Buscar atendimento médico é imprescindível para evitar complicações
Ardência na pele, dor intensa, vermelhidão e inchaço são alguns dos sintomas quando a pessoa entra em contato com uma lagarta. Conforme o veneno liberado pelo inseto, alguns pacientes ainda desenvolvem dor de cabeça, náusea, vômitos e até reações alérgicas, explica o coordenador da Unidade de Toxicologia do João XXIII, Adebal de Andrade Filho.
Uma das queimaduras mais perigosas é a provocada pela espécie lonomia. Ela tem a cor verde, linhas amarronzadas e pelos que lembram pinheiros de Natal.
Em contato com a pele, a toxina liberada pode provocar sangramentos graves. “O quadro é extremamente crítico e, se o indivíduo não for tratado, pode morrer”, alerta o médico, também responsável pelo Centro de Informação e Assistência Toxicológica de Minas Gerais.
Óbitos
Em 2018, uma pessoa morreu em decorrência de um acidente com uma lagarta no território mineiro. Segundo a Secretaria de Estado de Saúde (SES), a vítima residia em Araponga, na Zona da Mata. Por isso, ao ter uma queimadura na pele, a medida mais adequada é procurar, o quanto antes, assistência médica.
“É importante que o paciente não passe nenhuma substância no local nem tome remédios para evitar mascarar o quadro clínico. A situação precisa ser avaliada por um especialista”, observa Adebal de Andrade.
Espécie
Saber qual espécie foi a responsável pelo acidente é importante. Porém, em muitos relatos, diz o médico, o doente não vê ou não consegue identificar qual é o inseto. Nesses casos, ele recomenda à pessoa fotografar a lagarta ou capturá-la, colocando o animal em um local seguro para levar até o serviço de saúde.
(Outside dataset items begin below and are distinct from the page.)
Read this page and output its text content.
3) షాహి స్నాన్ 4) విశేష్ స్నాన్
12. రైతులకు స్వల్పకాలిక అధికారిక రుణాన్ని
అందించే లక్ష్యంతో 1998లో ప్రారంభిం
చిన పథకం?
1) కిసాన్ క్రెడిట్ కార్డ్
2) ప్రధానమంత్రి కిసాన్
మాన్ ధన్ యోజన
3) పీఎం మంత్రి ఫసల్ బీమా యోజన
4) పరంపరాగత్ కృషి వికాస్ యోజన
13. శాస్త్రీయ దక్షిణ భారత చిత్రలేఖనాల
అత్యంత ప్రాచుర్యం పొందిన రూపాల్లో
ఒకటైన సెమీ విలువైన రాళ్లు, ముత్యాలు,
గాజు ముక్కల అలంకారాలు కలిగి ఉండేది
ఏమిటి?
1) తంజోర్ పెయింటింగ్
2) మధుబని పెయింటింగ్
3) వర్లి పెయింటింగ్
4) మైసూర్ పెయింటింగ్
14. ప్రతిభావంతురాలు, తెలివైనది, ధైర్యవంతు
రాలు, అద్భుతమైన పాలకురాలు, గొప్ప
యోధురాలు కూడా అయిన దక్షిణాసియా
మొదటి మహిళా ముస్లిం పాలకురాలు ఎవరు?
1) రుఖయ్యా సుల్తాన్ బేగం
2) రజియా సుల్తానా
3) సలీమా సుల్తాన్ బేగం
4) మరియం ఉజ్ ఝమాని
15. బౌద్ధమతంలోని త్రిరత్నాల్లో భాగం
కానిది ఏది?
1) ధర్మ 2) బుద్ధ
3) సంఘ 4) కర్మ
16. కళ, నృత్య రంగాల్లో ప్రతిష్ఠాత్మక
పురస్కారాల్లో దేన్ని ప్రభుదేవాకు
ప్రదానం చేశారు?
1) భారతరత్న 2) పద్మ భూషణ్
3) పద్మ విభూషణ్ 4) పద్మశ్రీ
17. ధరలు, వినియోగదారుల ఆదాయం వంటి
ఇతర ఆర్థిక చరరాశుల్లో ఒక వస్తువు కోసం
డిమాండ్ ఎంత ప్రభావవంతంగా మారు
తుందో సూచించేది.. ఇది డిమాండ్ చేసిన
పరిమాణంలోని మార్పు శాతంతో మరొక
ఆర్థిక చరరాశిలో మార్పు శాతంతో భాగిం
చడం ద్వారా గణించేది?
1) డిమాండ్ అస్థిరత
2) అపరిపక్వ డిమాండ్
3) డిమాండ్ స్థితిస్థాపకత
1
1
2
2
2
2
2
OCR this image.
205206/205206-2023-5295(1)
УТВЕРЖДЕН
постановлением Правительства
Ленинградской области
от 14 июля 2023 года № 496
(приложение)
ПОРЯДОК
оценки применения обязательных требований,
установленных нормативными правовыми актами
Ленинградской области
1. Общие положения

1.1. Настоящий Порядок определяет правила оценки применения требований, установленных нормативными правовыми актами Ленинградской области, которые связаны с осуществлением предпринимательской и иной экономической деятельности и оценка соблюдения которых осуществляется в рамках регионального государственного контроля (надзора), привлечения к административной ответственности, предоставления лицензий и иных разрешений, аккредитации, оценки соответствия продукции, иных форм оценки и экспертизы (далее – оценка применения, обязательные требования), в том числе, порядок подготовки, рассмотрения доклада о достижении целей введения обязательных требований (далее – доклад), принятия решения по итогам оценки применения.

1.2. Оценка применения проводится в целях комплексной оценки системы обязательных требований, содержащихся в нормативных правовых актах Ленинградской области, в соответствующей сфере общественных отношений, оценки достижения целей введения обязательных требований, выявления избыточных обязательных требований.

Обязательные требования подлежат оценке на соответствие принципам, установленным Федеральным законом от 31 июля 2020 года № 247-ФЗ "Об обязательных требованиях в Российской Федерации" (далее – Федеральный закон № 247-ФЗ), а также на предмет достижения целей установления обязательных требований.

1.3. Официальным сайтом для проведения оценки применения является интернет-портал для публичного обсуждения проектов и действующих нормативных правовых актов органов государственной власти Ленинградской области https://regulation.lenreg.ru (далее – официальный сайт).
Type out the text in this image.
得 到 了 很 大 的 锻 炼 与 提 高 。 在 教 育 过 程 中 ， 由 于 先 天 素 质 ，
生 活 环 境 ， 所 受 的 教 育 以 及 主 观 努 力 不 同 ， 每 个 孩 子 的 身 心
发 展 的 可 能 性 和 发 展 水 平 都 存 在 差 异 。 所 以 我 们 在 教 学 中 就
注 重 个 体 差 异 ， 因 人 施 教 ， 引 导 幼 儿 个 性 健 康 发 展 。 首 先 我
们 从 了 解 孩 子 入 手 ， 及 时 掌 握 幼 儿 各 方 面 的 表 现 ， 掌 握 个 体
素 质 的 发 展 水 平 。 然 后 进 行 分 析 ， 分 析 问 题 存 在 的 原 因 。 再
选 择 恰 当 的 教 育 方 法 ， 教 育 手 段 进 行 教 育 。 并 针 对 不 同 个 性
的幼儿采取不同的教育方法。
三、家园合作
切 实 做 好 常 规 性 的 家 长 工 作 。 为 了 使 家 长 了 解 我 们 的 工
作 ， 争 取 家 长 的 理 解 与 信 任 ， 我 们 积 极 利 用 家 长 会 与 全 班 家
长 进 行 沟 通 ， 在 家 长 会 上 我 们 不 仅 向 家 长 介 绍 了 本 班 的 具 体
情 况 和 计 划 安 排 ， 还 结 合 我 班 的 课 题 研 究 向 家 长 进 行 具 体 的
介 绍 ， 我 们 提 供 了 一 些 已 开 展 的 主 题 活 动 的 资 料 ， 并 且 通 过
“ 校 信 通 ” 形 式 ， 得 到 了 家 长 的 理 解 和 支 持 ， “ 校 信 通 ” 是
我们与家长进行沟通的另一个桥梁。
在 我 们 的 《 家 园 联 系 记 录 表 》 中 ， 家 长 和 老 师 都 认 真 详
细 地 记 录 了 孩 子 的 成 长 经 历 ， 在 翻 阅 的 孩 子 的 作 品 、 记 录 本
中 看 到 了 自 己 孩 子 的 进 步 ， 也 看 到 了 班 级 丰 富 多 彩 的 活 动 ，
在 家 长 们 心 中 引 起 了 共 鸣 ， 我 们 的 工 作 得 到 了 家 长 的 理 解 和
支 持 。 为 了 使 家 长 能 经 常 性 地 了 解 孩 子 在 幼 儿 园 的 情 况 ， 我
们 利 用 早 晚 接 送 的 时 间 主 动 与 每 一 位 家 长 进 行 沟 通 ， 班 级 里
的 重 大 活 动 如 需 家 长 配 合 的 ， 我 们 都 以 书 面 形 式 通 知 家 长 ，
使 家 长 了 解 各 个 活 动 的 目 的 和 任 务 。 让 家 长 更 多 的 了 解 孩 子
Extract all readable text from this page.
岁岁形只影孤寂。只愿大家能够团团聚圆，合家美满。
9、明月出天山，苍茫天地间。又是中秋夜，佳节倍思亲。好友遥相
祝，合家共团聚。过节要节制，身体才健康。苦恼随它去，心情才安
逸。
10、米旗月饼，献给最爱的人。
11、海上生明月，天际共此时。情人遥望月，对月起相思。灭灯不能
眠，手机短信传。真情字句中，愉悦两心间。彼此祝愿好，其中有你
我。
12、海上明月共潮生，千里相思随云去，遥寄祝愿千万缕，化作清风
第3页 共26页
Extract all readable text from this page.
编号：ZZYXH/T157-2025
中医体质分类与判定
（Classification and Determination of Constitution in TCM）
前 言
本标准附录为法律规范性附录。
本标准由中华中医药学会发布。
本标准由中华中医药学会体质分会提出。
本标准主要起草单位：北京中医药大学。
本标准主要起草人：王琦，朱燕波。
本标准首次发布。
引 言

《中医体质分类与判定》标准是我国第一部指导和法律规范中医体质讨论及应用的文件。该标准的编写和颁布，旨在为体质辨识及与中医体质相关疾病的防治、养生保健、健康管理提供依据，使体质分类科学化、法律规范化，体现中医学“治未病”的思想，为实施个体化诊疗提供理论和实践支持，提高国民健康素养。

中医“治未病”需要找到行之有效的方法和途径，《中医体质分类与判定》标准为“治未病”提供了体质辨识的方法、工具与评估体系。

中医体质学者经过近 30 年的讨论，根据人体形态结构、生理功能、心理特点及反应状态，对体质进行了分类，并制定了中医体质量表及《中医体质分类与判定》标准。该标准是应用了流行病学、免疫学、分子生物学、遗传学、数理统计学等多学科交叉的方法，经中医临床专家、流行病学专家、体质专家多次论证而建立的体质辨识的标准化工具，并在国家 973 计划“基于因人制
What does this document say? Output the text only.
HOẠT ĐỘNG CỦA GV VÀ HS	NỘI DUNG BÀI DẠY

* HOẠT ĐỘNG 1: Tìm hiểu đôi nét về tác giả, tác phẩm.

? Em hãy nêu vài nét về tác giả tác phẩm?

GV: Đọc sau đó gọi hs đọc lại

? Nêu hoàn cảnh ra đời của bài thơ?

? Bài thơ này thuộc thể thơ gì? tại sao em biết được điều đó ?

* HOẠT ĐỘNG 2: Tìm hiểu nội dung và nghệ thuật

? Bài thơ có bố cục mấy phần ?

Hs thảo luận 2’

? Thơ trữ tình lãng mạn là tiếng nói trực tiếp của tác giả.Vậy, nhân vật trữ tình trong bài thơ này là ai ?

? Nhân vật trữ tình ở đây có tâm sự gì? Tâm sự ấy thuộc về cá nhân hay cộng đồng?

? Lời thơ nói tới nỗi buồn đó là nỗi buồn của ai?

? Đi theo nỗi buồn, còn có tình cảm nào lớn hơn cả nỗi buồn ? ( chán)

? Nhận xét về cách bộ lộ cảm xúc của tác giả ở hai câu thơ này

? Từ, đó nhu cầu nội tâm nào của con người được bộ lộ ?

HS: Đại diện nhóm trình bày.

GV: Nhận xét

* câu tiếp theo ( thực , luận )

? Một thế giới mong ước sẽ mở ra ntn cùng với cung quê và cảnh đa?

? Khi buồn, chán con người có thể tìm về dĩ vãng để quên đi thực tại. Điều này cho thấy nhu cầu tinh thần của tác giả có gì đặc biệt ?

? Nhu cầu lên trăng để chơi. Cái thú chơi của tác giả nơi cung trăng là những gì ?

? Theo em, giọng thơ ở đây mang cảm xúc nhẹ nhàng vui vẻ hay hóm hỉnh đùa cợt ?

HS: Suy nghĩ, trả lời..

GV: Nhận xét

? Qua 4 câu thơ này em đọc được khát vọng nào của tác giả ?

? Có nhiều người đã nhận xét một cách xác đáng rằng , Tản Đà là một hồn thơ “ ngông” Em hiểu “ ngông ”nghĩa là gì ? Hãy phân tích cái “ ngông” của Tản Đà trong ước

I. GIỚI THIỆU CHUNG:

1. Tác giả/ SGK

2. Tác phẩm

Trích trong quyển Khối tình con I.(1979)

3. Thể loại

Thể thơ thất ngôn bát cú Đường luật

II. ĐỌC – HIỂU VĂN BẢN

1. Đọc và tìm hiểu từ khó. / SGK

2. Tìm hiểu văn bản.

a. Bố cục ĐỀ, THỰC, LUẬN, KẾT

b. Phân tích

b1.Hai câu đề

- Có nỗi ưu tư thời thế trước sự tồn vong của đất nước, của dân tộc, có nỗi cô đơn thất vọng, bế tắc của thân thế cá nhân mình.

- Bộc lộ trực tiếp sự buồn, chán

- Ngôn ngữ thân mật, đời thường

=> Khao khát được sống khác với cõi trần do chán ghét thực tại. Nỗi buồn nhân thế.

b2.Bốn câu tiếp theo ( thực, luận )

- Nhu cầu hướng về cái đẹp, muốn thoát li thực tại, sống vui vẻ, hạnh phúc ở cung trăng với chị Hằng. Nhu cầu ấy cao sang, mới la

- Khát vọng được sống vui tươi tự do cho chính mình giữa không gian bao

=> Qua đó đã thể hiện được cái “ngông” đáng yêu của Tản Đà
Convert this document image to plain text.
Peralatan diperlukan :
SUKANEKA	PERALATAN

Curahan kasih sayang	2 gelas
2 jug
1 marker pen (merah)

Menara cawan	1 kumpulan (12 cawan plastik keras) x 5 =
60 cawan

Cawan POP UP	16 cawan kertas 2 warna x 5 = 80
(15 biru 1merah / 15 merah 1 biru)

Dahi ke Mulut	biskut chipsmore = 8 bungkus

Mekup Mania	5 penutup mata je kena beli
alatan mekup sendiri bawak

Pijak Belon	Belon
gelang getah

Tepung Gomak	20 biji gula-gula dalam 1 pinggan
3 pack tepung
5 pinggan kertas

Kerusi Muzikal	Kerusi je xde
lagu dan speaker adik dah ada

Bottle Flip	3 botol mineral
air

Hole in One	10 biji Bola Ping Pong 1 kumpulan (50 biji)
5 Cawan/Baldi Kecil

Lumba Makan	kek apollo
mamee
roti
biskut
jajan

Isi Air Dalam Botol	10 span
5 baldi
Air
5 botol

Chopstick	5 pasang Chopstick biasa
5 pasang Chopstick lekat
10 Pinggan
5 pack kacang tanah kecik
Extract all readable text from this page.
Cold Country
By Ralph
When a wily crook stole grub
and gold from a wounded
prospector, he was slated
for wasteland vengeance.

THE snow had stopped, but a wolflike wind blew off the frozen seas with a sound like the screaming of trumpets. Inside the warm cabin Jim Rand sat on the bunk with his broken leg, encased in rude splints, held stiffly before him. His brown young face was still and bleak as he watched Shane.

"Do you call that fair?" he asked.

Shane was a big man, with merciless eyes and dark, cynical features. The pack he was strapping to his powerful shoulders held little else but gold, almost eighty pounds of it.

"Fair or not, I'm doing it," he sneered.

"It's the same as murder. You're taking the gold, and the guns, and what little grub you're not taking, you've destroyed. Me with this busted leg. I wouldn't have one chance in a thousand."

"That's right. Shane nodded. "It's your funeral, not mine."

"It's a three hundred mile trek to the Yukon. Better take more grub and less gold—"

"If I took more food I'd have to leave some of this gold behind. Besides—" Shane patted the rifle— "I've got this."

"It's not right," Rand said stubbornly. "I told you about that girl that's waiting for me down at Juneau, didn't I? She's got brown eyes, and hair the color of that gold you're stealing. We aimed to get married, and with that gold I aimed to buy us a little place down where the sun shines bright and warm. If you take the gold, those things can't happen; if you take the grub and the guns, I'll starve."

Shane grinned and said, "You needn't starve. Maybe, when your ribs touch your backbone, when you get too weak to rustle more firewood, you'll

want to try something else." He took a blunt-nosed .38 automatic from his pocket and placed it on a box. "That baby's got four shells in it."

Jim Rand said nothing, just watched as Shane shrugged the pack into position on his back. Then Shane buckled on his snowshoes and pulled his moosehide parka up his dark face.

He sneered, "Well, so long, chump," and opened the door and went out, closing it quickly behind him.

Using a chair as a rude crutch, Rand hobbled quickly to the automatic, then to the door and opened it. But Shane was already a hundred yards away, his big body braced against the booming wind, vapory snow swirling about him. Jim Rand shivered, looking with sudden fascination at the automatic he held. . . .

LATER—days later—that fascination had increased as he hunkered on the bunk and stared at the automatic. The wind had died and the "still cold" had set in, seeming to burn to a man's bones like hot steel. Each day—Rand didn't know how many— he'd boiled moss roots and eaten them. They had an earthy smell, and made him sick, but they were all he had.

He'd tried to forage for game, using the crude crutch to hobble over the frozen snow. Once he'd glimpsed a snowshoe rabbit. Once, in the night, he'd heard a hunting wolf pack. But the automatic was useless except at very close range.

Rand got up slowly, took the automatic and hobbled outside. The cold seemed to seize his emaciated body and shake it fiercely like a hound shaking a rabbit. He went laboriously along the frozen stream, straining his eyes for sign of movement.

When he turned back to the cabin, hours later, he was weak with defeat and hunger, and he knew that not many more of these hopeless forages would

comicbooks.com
“Isso agiliza a identificação e evita a evolução da toxina no corpo do paciente. Só após o diagnóstico, que deve ser dado o mais rapidamente possível, será possível dizer se deve ser administrado algum analgésico ou se serão necessários exames e até soro específico para a lonomia, nos casos mais graves”, acrescenta Andrade.